In principle, scientific claims can always be verified (or disproved) by anyone who is able and willing to make the required observations. However, this power depends on studying things that can be observed objectively. Otherwise, the advantage of using the scientific approach -replacing vague speculations and personal opinion with reliable, exact knowledge – is lost. For Watson mental processes were not a proper subject for scientific study because they are ultimately private events. After all, no one can see or touch another’s thoughts.
Consequently, if psychology were to be a science, it would have to give up consciousness as its subject matter and become instead the science of behaviour. Behaviour refers to any overt (observable) response or activity by an organism. Watson asserted that psychologists could study anything that people do or say -shopping, playing, chess, eating- but they couldn’t study scientifically the thoughts, wishes, and feelings that might accompany these observable behaviours. Watson’s radical reorientation of psychology did not end with his redefinition of its subject matter.
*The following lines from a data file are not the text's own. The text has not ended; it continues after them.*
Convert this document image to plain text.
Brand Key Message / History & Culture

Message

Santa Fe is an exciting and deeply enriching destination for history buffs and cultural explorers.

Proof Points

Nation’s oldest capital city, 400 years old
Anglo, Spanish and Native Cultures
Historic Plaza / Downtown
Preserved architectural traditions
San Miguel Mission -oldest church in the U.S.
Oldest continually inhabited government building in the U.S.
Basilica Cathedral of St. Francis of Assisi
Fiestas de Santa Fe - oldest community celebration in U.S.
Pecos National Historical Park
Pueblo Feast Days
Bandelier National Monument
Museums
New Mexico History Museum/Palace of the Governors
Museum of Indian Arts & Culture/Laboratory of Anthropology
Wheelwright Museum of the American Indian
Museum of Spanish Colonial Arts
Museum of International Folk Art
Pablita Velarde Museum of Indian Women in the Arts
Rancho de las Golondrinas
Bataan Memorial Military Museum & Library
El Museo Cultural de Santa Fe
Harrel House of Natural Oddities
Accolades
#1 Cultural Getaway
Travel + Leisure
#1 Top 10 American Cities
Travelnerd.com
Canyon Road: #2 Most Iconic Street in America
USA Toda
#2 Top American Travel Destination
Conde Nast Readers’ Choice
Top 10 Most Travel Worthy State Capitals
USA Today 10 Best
After Watson, behaviourists eventually came to view psychology’s mission as an attempt to relate overt behaviours (responses) to observable events in the environment (stimuli). A stimulus is any detectable input from the environment. Behaviourism’s stimulus-response approach contributed to the rise of animal research in psychology. Having deleted consciousness from their scope of concern, behaviourists no longer needed to study human subjects who could report on their mental processes. Many psychologists thought that animals would make better research subjects anyway.
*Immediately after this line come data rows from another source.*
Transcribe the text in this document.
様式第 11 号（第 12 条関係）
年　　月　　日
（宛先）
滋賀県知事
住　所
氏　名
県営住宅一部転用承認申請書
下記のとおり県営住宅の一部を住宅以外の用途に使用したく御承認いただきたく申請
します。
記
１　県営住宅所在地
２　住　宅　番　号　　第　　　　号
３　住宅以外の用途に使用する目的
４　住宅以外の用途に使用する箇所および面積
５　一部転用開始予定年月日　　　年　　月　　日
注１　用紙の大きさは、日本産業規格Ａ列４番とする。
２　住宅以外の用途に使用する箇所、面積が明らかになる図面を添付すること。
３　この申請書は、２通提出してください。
One key reason was that experimental research is often more productive if experimenters can exert considerable control over their subjects. Otherwise, too many complicating factors enter into the picture and contaminate the experiment. Obviously, a researcher can exert much more control over a laboratory rat or pigeon than over a human subject, who arrives at a lab with years of uncontrolled experience who will probably insist on going home at night. Thus, the discipline that had begun its life a few decades earlier as the study of the mind now found itself heavily involved in the study of simple responses made by laboratory animals.